Chasing Hats

Sexual Fiction Replies

, December 11, 2002

Letters in reply to Tim’s Sexual Fiction piece.

The piece titled “Sexual Fiction” was well-written and insightful. Thanks. I have often felt great frustration with the Christian subculture over this very issue. it has only increased over the years. I remember the first time I heard “Love Cocoon,” it was in a club in Philadelphia when VOL played long before the release of Slow Dark Train. I was, at first, surprised to hear him singing such a song because I had been conditioned by the subculture, but then I really thought a lot about it and it was growth experience for me.

I think there is a double standard on the issue in many ways with this. While Slow Dark Train was banned, Charlie Peacock’s CD Love Life was not, even though it included a song called “Kiss Me Like A Woman.” The song is great, less explicit than VOL’s, but still addressing the issue of monogamy and the goodness of God’s creation.

But overall, the church has a poor record on sex. Thanks again, I am going to post a link to the article at my Blog threshingfloor.blogspot.com.

– James Cordrey


If people read your article, they get it, and it speaks to the very thing we try to hide from. I was really struck with the line, “…After all, what’s wrong with second best?” That is such a prevailing thought in the Bible Belt South. I despise it with a passion. Because sex and sexuality is not the problem. It is the mindset and the heart attitude that doesn’t love God with everything and, because of it, won’t love themselves enough to want what God wants for them.

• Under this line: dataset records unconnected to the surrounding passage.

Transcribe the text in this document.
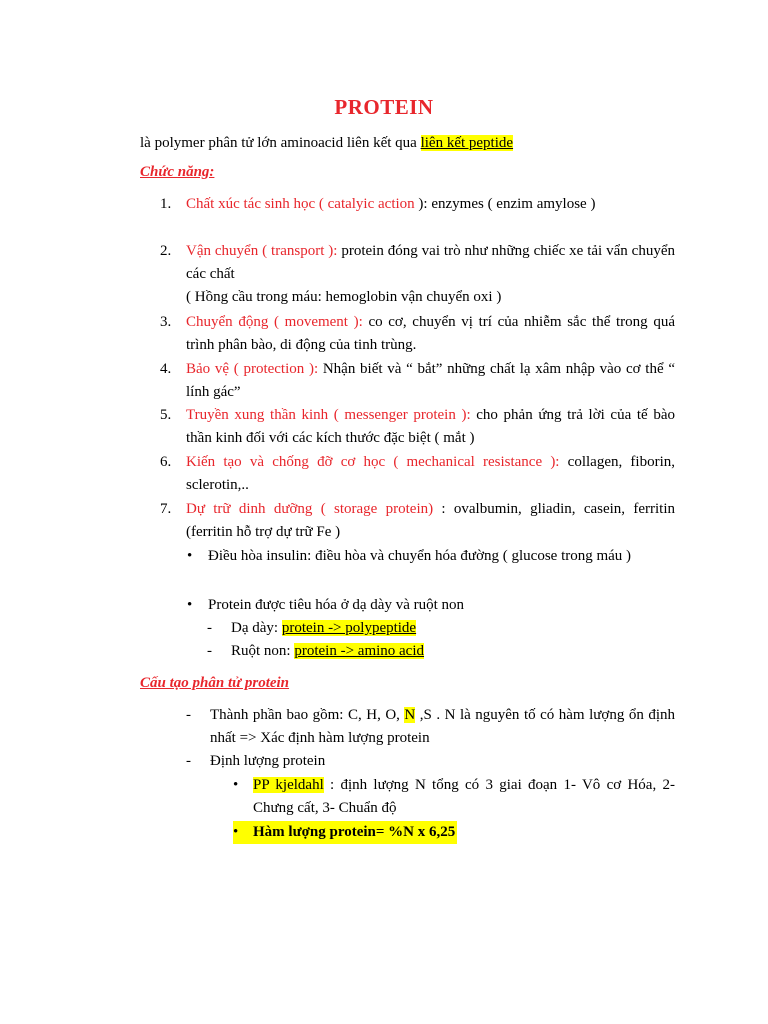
PROTEIN
là polymer phân tử lớn aminoacid liên kết qua liên kết peptide
Chức năng:
1. Chất xúc tác sinh học ( catalyic action ): enzymes ( enzim amylose )
2. Vận chuyển ( transport ): protein đóng vai trò như những chiếc xe tải vẩn chuyển các chất
( Hồng cầu trong máu: hemoglobin vận chuyển oxi )
3. Chuyển động ( movement ): co cơ, chuyển vị trí của nhiễm sắc thể trong quá trình phân bào, di động của tinh trùng.
4. Bảo vệ ( protection ): Nhận biết và “ bắt” những chất lạ xâm nhập vào cơ thể “ lính gác”
5. Truyền xung thần kinh ( messenger protein ): cho phản ứng trả lời của tế bào thần kinh đối với các kích thước đặc biệt ( mắt )
6. Kiến tạo và chống đỡ cơ học ( mechanical resistance ): collagen, fiborin, sclerotin,..
7. Dự trữ dinh dưỡng ( storage protein) : ovalbumin, gliadin, casein, ferritin (ferritin hỗ trợ dự trữ Fe )
• Điều hòa insulin: điều hòa và chuyển hóa đường ( glucose trong máu )
• Protein được tiêu hóa ở dạ dày và ruột non
- Dạ dày: protein -> polypeptide
- Ruột non: protein -> amino acid
Cấu tạo phân tử protein
- Thành phần bao gồm: C, H, O, N ,S . N là nguyên tố có hàm lượng ổn định nhất => Xác định hàm lượng protein
- Định lượng protein
• PP kjeldahl : định lượng N tổng có 3 giai đoạn 1- Vô cơ Hóa, 2-Chưng cất, 3- Chuẩn độ
• Hàm lượng protein= %N x 6,25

We hide behind superficial platitudes and don’t really get to the heart of the matter. How can we go to war against the mindset that our churches have helped us develop? Why is a simple kiss or speaking of sex or talking of your love for your spouse or showing the consequences of stepping outside of God’s boundaries in life so threatening? Because we don’t like those consequences, we don’t like the correct comparison to what we are doing. We would rather not know and have others not know that our life is not what God wants it to be. We have hidden the most beautiful courtship, marriage, romance and sex life in the middle of the old testament and we are afraid to embrace it. We have taken the awful fall of a Godly man and made it just David and Bathsheba. How was David spoken of before He fell? Chs. 9 and 10 speak of his outreach of love to others because of God. Then in 11, he falls… what does that say about us? When we don’t even give half of ourselves to others for God, why then do we think that we will not be like him… or worse? He repented. Sometimes, we don’t. I hope that when others read this article, they choose to consider their ways, the think on them. I hope they give of themselves honestly to others before God. I hope they cherish their relationships and I hope they are not afraid of waiting for God’s best… giving up 2nd best for absolute best.